David Kirkpatrick, the author of The Facebook Effect, says he believes Facebook's IPO will be a "massive success" and shrugs off concerns about the company's business model. General Motors' decision to permanently pull its ads off Facebook should not be regarded as a harbinger of Facebook's inability to monetize its users, notes Kirkpatrick.

"GM's decision is not typical of the attitude of advertisers," Kirkpatrick says in an interview with The Daily Ticker. "So far GM is an outlier."

Facebook has acknowledged its difficulty thus far to draw advertising to the site, reporting that first-quarter ad revenue dropped to $872 million from $943 million in the previous quarter. Kirkpatrick says Facebook's business model does not have to rely solely on ads placed on users' pages. The social networking site could distribute ads across the Internet, following the footsteps of other major online advertisers like DoubleClick. Facebook also has the ability to transform its internal currency system into one that could be used to purchase goods, such as a can of Coca-Cola, for instance.

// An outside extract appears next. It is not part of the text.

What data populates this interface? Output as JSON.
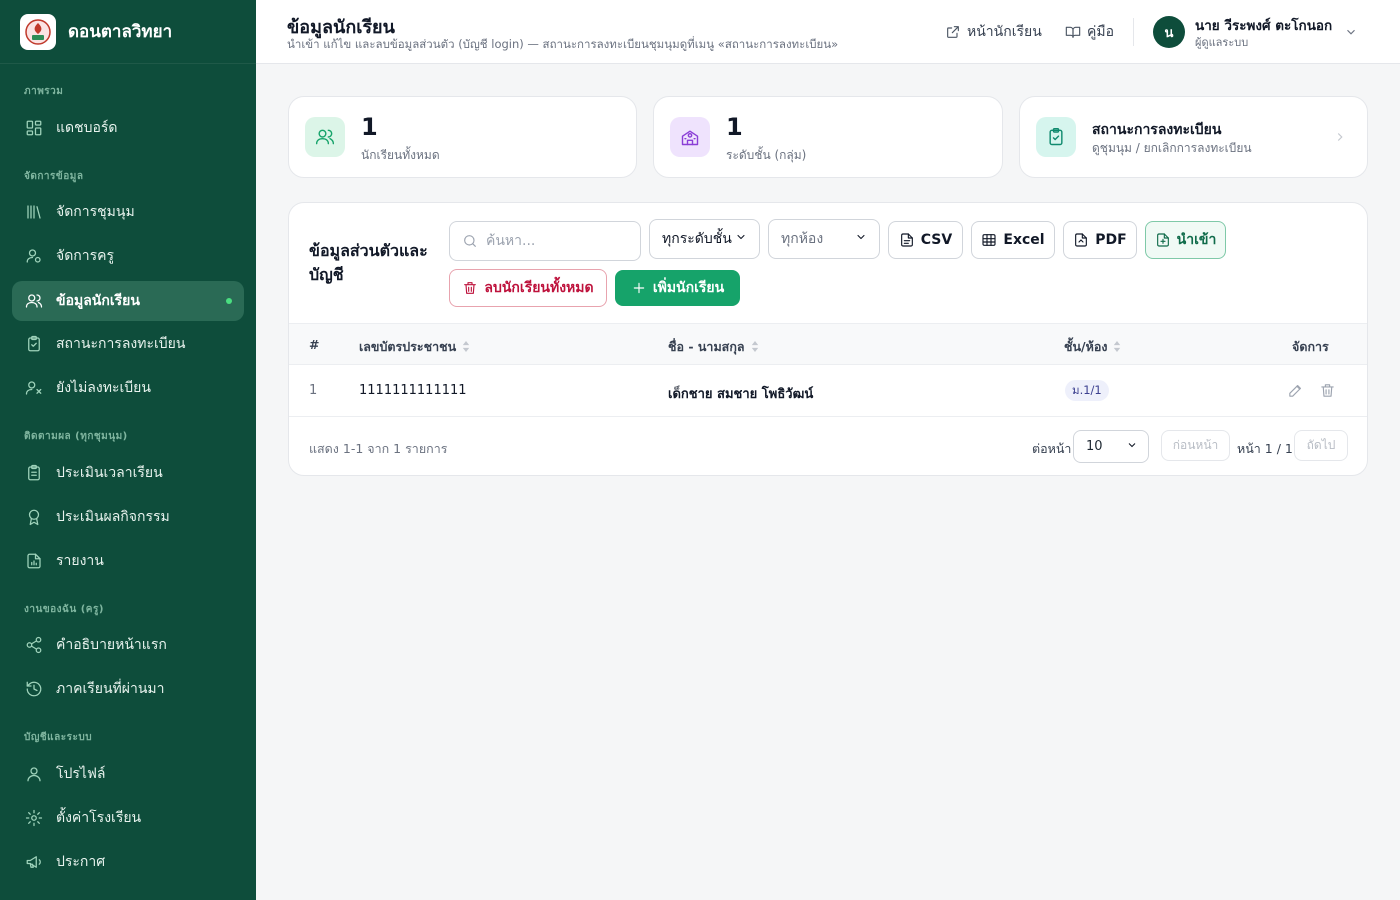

"There are a lot of untapped opportunities" for Facebook, Kirkpatrick says.

Facebook may have been forced to become a publicly traded company because of federal regulations but becoming one does not mean Facebook's original mission will change, Kirkpatrick adds. In the company's S-1 filing, Zuckerberg wrote: "Facebook was not originally created to be a company. It was built to accomplish a social mission — to make the world more open and connected."

Wall Street should not attempt to alter Zuckerberg's vision, according to Kirkpatrick.

Facebook "has grown to 901 million users with him having that attitude," he notes. "It's a very contemporary view of business. He doesn't think business is just there to make money. He thinks businesses really can change the world for the better. A lot of people in the world agree with him."